Algérie : des ministres sans ministère dans une république téléguidée

Majdi Fatima Zahra

En Algérie, être ministre n’a plus rien d’un poste de responsabilité. C’est désormais une fonction d’apparat, une illusion de pouvoir, une ligne sur un CV qu’on ne met même plus à jour. La dernière révélation du journaliste en exil Abdou Semmar, document à l’appui, lève le voile sur une vérité désarmante : toute décision gouvernementale – du plus haut au plus banal niveau – est confisquée par la présidence de la République. Oui, tout passe par le bureau du président Abdelmadjid Tebboune, devenu chef d’orchestre d’un orchestre muet.

La bombe a été larguée le 19 juin 2025, sous la forme d’une instruction administrative , un document signé du Premier ministre Nadir Larbaoui, envoyé à tous les ministres. Le message est limpide , plus question de nommer, de muter, de relever de ses fonctions, ou même de proposer une simple réorganisation interne sans l’autorisation explicite des “services compétents” de la Présidence.

En clair , un ministre algérien ne peut même pas déplacer une plante verte dans son bureau sans consulter El Mouradia.

Ministres en carton, pouvoir en papier mâché

La satire est cruelle mais juste , les ministres algériens sont devenus des agents d’exécution administrative, incapables de constituer leurs propres équipes, de proposer des réformes, ou même de respirer sans consulter un conseiller occulte. À quoi bon avoir un gouvernement si toutes les décisions se prennent ailleurs ? Pourquoi garder 35 ministres si le pays peut être géré par un fax présidentiel et deux tampons officiels ?

Dans sa vidéo, Abdou Semmar résume la situation avec une ironie chirurgicale :

“Nous avons 35 ministres en Algérie, mais nous pourrions les remplacer par des plantes artificielles sans que personne ne s’en aperçoive.”

Le modèle est kafkaïen. Chaque ministre est un figurant dans une pièce écrite par d’autres. La moindre proposition doit être accompagnée d’un rapport justificatif détaillé, soumis au bon vouloir du Château. Refuser d’attendre la validation ? Sacrilège bureaucratique. Bienvenue dans la république du soupçon, où toute prise d’initiative est une menace, et où l’immobilisme est devenu doctrine d’État.

Une présidence omnivore, une administration paralysée

Ce verrouillage total n’est pas seulement absurde, il est dangereux. Dans un pays en crise économique chronique, où chaque ministère devrait être un laboratoire de solutions, le centralisme paranoïaque de la Présidence agit comme un poison lent. Il transforme les ministères en dépôts de décisions différées, où le temps se dilue dans les couloirs en attendant un tampon.

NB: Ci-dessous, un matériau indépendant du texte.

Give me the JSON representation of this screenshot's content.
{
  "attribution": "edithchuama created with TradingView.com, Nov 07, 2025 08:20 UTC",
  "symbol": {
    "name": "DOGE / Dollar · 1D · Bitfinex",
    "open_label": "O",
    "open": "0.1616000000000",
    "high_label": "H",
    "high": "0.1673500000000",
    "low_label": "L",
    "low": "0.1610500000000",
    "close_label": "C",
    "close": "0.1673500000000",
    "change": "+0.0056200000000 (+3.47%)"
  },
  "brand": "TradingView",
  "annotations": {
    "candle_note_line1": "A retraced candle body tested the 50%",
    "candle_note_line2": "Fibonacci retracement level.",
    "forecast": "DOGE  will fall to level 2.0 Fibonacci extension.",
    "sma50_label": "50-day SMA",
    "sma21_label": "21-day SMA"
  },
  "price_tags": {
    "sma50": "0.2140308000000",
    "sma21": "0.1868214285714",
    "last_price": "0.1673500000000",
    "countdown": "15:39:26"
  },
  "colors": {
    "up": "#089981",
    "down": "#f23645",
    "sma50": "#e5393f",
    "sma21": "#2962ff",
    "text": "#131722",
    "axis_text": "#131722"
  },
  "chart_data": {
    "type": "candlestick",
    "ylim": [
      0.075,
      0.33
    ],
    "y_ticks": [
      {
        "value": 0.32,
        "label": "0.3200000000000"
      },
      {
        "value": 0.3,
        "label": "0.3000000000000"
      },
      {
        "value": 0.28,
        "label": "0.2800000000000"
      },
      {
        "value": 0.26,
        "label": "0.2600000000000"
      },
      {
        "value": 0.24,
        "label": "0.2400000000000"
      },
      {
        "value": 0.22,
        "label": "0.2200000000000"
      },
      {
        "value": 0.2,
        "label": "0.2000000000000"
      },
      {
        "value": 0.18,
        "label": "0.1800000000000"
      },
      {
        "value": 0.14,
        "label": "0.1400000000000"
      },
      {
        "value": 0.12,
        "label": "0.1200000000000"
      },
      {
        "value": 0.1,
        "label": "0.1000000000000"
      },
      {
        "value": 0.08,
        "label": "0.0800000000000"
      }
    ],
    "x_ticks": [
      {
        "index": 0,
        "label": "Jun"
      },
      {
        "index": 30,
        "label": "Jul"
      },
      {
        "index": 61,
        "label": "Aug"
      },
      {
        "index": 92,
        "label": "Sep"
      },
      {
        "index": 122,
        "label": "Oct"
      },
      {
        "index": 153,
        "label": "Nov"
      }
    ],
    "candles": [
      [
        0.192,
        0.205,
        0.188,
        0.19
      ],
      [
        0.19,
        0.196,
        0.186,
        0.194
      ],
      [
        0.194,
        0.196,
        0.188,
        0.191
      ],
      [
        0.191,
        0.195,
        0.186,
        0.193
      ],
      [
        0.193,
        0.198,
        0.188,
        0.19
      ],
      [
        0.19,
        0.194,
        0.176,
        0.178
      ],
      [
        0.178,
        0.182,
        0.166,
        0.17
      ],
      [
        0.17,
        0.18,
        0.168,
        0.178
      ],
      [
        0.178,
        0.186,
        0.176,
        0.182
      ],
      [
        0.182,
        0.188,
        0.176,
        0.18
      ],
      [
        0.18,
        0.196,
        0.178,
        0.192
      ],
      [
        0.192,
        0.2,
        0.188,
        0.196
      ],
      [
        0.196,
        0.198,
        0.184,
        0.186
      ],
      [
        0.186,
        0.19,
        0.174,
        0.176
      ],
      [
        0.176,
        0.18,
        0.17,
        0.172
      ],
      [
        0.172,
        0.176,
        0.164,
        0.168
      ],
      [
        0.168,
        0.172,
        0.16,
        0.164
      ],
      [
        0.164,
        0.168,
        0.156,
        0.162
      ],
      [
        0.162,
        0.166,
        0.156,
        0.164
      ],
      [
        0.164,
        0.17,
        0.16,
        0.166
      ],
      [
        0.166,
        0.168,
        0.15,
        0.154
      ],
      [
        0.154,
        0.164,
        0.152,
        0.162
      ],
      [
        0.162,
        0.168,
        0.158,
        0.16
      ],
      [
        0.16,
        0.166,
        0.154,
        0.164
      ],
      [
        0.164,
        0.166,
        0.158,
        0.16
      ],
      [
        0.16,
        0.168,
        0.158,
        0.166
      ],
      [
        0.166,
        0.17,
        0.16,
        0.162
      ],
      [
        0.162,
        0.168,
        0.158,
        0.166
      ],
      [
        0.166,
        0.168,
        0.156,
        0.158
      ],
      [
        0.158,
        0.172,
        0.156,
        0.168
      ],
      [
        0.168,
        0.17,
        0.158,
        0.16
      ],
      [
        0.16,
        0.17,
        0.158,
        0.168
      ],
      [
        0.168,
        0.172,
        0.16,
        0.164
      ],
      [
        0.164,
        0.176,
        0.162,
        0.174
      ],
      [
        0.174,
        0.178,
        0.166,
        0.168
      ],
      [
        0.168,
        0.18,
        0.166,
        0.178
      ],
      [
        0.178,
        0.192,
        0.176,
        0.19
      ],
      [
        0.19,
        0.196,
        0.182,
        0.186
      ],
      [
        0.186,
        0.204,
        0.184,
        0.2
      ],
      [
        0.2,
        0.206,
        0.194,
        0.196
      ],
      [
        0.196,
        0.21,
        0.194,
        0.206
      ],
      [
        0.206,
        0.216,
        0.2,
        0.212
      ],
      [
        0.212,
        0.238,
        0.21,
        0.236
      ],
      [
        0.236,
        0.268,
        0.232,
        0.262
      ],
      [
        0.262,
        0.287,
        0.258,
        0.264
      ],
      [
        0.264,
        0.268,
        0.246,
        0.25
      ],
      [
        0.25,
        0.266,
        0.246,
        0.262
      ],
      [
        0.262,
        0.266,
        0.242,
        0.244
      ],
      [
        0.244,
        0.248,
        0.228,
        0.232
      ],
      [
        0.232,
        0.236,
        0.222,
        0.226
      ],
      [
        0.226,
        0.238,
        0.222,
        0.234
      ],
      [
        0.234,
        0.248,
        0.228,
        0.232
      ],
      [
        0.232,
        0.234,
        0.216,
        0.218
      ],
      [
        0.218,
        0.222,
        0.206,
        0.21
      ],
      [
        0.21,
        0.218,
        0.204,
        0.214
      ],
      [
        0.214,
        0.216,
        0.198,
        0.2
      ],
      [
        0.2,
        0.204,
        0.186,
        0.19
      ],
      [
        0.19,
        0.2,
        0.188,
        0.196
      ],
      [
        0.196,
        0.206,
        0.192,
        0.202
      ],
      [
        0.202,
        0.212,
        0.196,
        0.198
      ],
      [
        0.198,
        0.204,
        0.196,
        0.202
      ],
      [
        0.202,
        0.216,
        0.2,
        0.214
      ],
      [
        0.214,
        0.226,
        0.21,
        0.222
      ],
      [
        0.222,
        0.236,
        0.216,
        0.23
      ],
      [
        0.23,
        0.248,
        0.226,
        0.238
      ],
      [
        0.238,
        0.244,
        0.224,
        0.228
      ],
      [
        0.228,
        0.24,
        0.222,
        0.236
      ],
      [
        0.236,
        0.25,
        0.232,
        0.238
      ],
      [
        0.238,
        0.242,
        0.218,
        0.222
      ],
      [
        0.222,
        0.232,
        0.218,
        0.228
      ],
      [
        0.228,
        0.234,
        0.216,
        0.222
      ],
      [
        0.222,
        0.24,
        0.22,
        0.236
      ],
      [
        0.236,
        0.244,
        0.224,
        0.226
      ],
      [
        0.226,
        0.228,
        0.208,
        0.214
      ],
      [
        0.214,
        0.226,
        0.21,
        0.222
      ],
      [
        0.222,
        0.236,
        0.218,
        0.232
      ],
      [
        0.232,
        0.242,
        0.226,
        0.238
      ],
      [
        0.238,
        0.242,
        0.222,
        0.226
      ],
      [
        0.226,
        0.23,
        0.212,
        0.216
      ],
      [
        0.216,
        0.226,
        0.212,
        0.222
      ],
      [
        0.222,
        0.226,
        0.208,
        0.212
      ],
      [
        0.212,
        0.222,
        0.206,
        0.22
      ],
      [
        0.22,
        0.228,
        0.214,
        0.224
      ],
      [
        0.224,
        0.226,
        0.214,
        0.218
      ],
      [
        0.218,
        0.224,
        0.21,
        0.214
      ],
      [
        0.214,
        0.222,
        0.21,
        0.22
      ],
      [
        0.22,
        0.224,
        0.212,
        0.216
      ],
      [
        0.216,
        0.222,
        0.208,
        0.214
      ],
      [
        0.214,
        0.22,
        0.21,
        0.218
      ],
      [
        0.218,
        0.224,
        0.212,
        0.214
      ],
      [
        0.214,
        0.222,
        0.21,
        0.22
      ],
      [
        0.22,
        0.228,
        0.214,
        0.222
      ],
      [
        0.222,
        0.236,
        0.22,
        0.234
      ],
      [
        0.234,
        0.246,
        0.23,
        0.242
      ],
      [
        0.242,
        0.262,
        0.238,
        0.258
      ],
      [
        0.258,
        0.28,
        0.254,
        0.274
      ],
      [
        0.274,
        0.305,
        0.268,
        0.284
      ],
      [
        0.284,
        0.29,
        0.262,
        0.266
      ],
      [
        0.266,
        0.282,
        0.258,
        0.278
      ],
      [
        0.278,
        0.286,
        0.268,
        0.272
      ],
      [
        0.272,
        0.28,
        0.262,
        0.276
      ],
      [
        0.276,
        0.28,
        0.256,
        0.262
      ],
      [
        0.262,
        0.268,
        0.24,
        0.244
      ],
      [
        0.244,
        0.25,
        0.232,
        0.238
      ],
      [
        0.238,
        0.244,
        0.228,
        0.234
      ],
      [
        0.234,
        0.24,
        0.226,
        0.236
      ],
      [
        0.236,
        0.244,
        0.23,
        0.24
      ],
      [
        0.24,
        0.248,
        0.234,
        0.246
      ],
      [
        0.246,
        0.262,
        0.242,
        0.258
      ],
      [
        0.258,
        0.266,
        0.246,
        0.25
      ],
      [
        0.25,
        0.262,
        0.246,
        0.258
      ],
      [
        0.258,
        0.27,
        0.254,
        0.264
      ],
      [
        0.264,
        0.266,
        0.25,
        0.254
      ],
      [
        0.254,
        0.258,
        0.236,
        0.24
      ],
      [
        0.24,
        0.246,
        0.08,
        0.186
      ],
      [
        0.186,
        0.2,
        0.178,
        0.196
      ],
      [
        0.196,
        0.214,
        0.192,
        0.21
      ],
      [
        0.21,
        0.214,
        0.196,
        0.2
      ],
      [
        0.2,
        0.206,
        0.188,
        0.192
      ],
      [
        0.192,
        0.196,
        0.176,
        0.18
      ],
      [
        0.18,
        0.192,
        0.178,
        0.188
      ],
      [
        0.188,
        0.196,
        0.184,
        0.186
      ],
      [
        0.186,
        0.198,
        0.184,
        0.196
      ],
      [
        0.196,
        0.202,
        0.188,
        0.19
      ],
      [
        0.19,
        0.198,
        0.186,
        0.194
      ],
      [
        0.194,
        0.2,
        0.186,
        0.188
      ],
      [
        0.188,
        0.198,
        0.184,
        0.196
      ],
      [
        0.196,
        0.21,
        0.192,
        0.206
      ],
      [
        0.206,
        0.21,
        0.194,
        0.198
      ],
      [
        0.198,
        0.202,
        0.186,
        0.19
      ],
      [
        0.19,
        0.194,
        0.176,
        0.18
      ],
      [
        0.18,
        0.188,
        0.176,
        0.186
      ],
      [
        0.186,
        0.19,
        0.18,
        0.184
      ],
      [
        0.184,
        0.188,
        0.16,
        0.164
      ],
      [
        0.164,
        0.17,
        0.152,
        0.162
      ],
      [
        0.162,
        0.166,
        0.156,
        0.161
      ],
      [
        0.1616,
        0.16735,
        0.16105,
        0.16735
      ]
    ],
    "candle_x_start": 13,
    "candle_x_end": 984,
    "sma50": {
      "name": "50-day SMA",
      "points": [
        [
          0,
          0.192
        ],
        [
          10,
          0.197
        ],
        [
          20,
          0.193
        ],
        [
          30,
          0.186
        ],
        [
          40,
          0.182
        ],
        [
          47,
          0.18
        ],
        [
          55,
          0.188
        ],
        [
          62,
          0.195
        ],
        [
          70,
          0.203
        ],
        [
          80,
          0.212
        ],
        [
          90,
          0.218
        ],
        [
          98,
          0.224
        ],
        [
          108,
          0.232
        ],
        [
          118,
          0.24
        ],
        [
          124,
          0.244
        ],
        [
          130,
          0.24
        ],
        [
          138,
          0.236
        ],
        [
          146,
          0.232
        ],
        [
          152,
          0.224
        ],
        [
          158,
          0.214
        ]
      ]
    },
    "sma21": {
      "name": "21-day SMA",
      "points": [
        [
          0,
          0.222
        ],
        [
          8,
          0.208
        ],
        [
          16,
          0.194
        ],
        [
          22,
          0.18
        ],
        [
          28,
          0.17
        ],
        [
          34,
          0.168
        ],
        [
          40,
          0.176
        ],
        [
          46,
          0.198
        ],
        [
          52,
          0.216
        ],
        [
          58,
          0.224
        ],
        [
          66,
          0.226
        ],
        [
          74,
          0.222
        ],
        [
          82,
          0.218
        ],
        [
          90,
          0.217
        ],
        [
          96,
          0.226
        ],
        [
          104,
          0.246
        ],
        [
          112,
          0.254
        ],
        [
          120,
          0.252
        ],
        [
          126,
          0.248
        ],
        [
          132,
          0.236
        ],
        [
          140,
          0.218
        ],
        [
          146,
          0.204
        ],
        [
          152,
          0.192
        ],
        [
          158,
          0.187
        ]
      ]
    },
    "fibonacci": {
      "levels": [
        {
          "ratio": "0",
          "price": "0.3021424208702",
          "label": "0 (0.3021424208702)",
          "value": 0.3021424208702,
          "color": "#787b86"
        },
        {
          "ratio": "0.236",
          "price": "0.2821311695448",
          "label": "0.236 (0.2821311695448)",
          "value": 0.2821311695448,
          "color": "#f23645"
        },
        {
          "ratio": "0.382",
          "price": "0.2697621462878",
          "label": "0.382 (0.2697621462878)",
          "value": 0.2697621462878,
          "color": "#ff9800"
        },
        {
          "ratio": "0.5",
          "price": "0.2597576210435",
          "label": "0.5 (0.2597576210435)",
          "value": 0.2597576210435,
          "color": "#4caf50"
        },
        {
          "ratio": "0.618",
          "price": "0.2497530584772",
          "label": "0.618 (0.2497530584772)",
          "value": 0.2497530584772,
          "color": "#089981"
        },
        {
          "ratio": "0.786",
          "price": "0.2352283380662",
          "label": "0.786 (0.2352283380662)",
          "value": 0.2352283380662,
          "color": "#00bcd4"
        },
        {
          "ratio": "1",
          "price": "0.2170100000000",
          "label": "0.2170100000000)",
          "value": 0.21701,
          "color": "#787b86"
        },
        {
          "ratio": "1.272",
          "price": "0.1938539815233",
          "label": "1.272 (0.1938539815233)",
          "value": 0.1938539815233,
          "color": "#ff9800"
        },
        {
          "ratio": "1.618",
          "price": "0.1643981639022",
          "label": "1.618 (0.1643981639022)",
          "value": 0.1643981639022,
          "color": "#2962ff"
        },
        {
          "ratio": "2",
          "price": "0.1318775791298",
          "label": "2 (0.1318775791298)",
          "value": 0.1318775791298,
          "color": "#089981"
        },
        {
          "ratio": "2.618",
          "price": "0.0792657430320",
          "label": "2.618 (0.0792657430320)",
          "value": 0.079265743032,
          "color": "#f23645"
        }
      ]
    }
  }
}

Sous Bouteflika, le contrôle était fort, mais au moins les ministres pouvaient nommer un chef de cabinet. Sous Tebboune, même ça est devenu risqué. La méfiance est devenue doctrine, et la peur de “la trahison administrative” est plus forte que le besoin d’efficacité.

On veut gouverner avec des technocrates invisibles, sans responsabilités ni marges de manœuvre. Des ministres sans ministères. Des décisions sans décideurs. Une gestion sans gestionnaires.

Et pourtant, chaque jour, les communiqués officiels continuent de parler de “réformes structurelles”, de “feuilles de route”, et d’“ambitions stratégiques”, comme si quelqu’un au sommet croyait encore à sa propre fiction.

Mais à force de tout vouloir contrôler, le président finit par tout bloquer, y compris son propre gouvernement.